Verschieben wir also die eigentlich an dieser Stelle geplante Buchbesprechung noch einmal um einen Tag und besprechen dafür die letzte, wirklich letzte „Leipziger Zeitung“ auf Papier. Die nächste Ausgabe wird es in einem neuen Format als ePaper geben. Wir haben lange überlegt. Aber das Zeitalter der gedruckten Zeitung geht unbarmherzig zu Ende. Unsere Leser sind online. Folgen wir ihnen also.

Als vor sieben Jahren eine ziemliche bunte Truppe daranging, völlig gegen den Trend auf dem Zeitungsmarkt, eine neue Printzeitung unter dem Namen „Leipziger Zeitung“ herauszubringen, war das auch ein Versuch, den Leipzigern und Leipzigerinnen auf den Zahn zu fühlen: Wie stark ist ihr Bedürfnis tatsächlich, sich morgens mit einer gedruckten Zeitung hinzusetzen und in aller Ruhe zu lesen, was emsige Autorinnen und Autoren extra für sie zusammengetragen hatten? Erst einmal als Wochenzeitung und dann als Monatszeitung.

Haben die Leserinnen und Leser diese Geduld noch und dieses Lebensgefühl?
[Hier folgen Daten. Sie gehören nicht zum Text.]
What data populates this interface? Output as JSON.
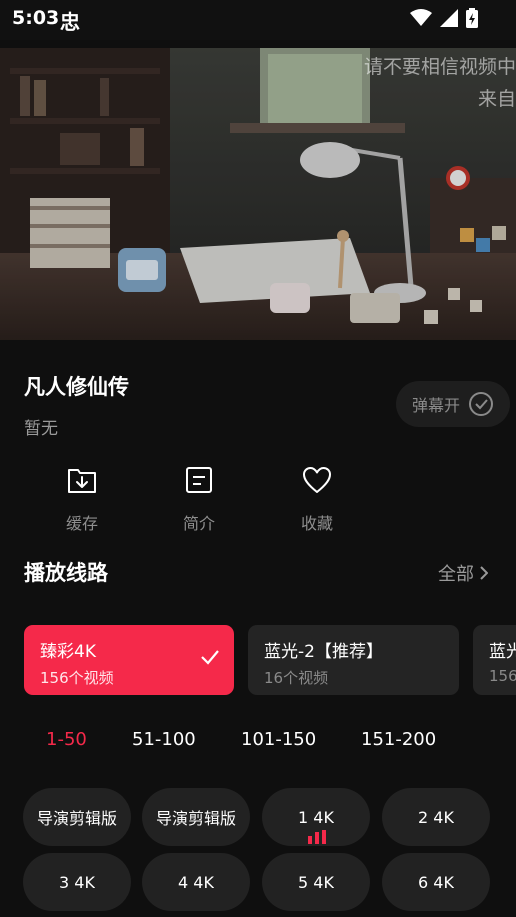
{
  "status_bar": {
    "time": "5:03",
    "app_glyph": "忠"
  },
  "video": {
    "danmaku": [
      "请不要相信视频中",
      "来自"
    ]
  },
  "info": {
    "title": "凡人修仙传",
    "subtitle": "暂无",
    "danmaku_toggle_label": "弹幕开"
  },
  "actions": [
    {
      "label": "缓存",
      "icon": "download-icon"
    },
    {
      "label": "简介",
      "icon": "info-icon"
    },
    {
      "label": "收藏",
      "icon": "heart-icon"
    }
  ],
  "sources_section": {
    "title": "播放线路",
    "all_label": "全部",
    "sources": [
      {
        "name": "臻彩4K",
        "count": "156个视频",
        "active": true
      },
      {
        "name": "蓝光-2【推荐】",
        "count": "16个视频",
        "active": false
      },
      {
        "name": "蓝光",
        "count": "156",
        "active": false
      }
    ]
  },
  "ranges": [
    "1-50",
    "51-100",
    "101-150",
    "151-200"
  ],
  "episodes": [
    "导演剪辑版",
    "导演剪辑版",
    "1 4K",
    "2 4K",
    "3 4K",
    "4 4K",
    "5 4K",
    "6 4K"
  ],
  "colors": {
    "accent": "#f5294a",
    "background": "#0f0f0f",
    "chip": "#222222"
  }
}
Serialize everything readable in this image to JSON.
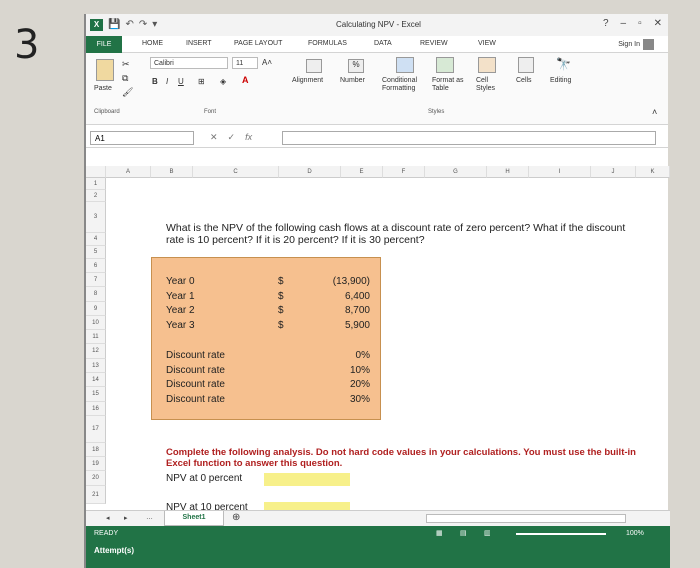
{
  "photo_label": "3",
  "window": {
    "title": "Calculating NPV - Excel",
    "help": "?",
    "controls": [
      "–",
      "▫",
      "✕"
    ]
  },
  "ribbon_tabs": {
    "file": "FILE",
    "items": [
      "HOME",
      "INSERT",
      "PAGE LAYOUT",
      "FORMULAS",
      "DATA",
      "REVIEW",
      "VIEW"
    ],
    "sign_in": "Sign In"
  },
  "ribbon": {
    "paste": "Paste",
    "font_name": "Calibri",
    "font_size": "11",
    "bold": "B",
    "italic": "I",
    "underline": "U",
    "alignment": "Alignment",
    "number": "Number",
    "percent": "%",
    "conditional_formatting": "Conditional Formatting",
    "format_as_table": "Format as Table",
    "cell_styles": "Cell Styles",
    "cells": "Cells",
    "editing": "Editing",
    "groups": {
      "clipboard": "Clipboard",
      "font": "Font",
      "styles": "Styles"
    }
  },
  "formula_bar": {
    "name_box": "A1",
    "fx": "fx",
    "value": ""
  },
  "columns": [
    "A",
    "B",
    "C",
    "D",
    "E",
    "F",
    "G",
    "H",
    "I",
    "J",
    "K"
  ],
  "rows": [
    "1",
    "2",
    "3",
    "4",
    "5",
    "6",
    "7",
    "8",
    "9",
    "10",
    "11",
    "12",
    "13",
    "14",
    "15",
    "16",
    "17",
    "18",
    "19",
    "20",
    "21"
  ],
  "question": "What is the NPV of the following cash flows at a discount rate of zero percent? What if the discount rate is 10 percent? If it is 20 percent? If it is 30 percent?",
  "cash_flows": [
    {
      "label": "Year 0",
      "currency": "$",
      "value": "(13,900)"
    },
    {
      "label": "Year 1",
      "currency": "$",
      "value": "6,400"
    },
    {
      "label": "Year 2",
      "currency": "$",
      "value": "8,700"
    },
    {
      "label": "Year 3",
      "currency": "$",
      "value": "5,900"
    }
  ],
  "discount_rates": [
    {
      "label": "Discount rate",
      "value": "0%"
    },
    {
      "label": "Discount rate",
      "value": "10%"
    },
    {
      "label": "Discount rate",
      "value": "20%"
    },
    {
      "label": "Discount rate",
      "value": "30%"
    }
  ],
  "instruction": "Complete the following analysis. Do not hard code values in your calculations. You must use the built-in Excel function to answer this question.",
  "npv_rows": [
    {
      "label": "NPV at 0 percent",
      "value": ""
    },
    {
      "label": "NPV at 10 percent",
      "value": ""
    }
  ],
  "sheet_tab": "Sheet1",
  "status": {
    "ready": "READY",
    "zoom": "100%"
  },
  "attempts": "Attempt(s)",
  "colors": {
    "excel_green": "#217346",
    "input_box": "#f6c08f",
    "answer_cell": "#f7f08a",
    "instruction_text": "#b02020"
  }
}
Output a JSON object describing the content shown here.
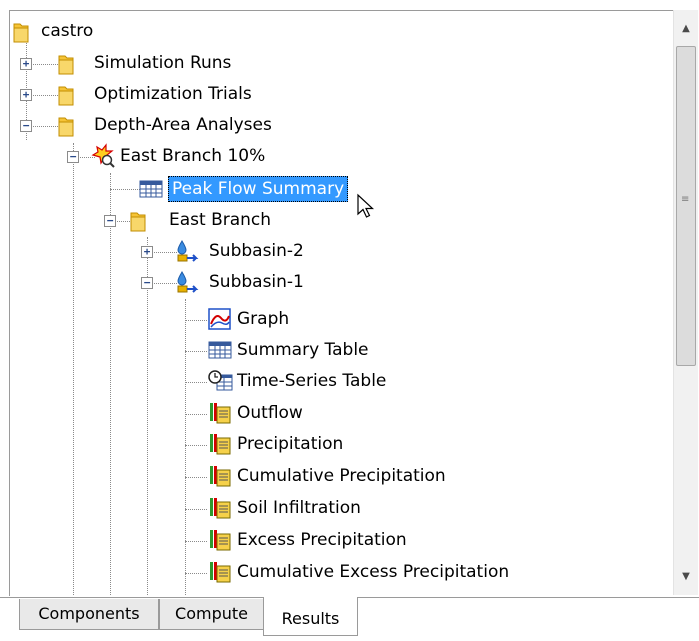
{
  "tree": {
    "root": "castro",
    "simulation_runs": "Simulation Runs",
    "optimization_trials": "Optimization Trials",
    "depth_area_analyses": "Depth-Area Analyses",
    "east_branch_10": "East Branch 10%",
    "peak_flow_summary": "Peak Flow Summary",
    "east_branch": "East Branch",
    "subbasin_2": "Subbasin-2",
    "subbasin_1": "Subbasin-1",
    "graph": "Graph",
    "summary_table": "Summary Table",
    "time_series_table": "Time-Series Table",
    "outflow": "Outflow",
    "precipitation": "Precipitation",
    "cumulative_precipitation": "Cumulative Precipitation",
    "soil_infiltration": "Soil Infiltration",
    "excess_precipitation": "Excess Precipitation",
    "cumulative_excess_precipitation": "Cumulative Excess Precipitation"
  },
  "tabs": {
    "components": "Components",
    "compute": "Compute",
    "results": "Results",
    "active": "Results"
  },
  "colors": {
    "selection": "#3399ff",
    "folder": "#e8b100",
    "graph_red": "#d40000",
    "graph_blue": "#1e50c8"
  },
  "icons": {
    "folder": "folder-icon",
    "analysis": "depth-area-analysis-icon",
    "table": "table-icon",
    "subbasin": "subbasin-icon",
    "graph": "graph-icon",
    "time_series": "time-series-table-icon",
    "result": "result-data-icon",
    "cursor": "mouse-cursor-icon"
  }
}
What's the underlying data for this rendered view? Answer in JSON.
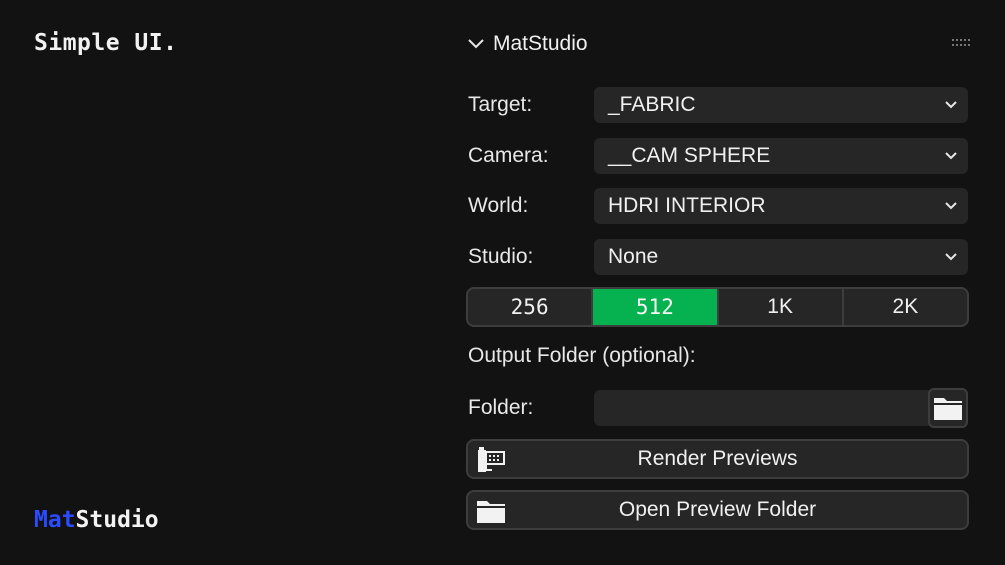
{
  "brand": {
    "top_text": "Simple UI.",
    "bottom_mat": "Mat",
    "bottom_studio": "Studio",
    "accent_color": "#2a4bff"
  },
  "panel": {
    "title": "MatStudio",
    "collapse_icon": "chevron-down-icon",
    "drag_icon": "drag-handle-icon"
  },
  "fields": [
    {
      "label": "Target:",
      "value": "_FABRIC"
    },
    {
      "label": "Camera:",
      "value": "__CAM SPHERE"
    },
    {
      "label": "World:",
      "value": "HDRI INTERIOR"
    },
    {
      "label": "Studio:",
      "value": "None"
    }
  ],
  "resolution": {
    "options": [
      "256",
      "512",
      "1K",
      "2K"
    ],
    "selected": "512",
    "active_color": "#06b24f"
  },
  "output": {
    "section_label": "Output Folder (optional):",
    "folder_label": "Folder:",
    "folder_value": "",
    "browse_icon": "folder-icon"
  },
  "actions": {
    "render_label": "Render Previews",
    "render_icon": "film-render-icon",
    "open_label": "Open Preview Folder",
    "open_icon": "folder-icon"
  }
}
Funktioniert das noch in einem Zeitalter, das seine digitalen Nutzer daran gewöhnt hat, alle Nachrichten – ob relevant oder nicht – quasi schon im Augenblick des Geschehens zu bekommen?

Mit Betonung auf relevant. Denn dass das schnelle Nachrichtengetrommel die Menschen eher nervös, unglücklich und orientierungslos macht, ist ja ein unverkennbarer Zustand in unserer Gesellschaft.

Papier wird Luxus

Was aber passiert, wenn immer mehr Menschen ihre Nachrichten nur noch über ihre kleinen digitalen Endgeräte abrufen, ist am Papiermarkt zu sehen. Seit Jahren kennen Papierpreise und Druckkosten nur noch eine Richtung: nach oben.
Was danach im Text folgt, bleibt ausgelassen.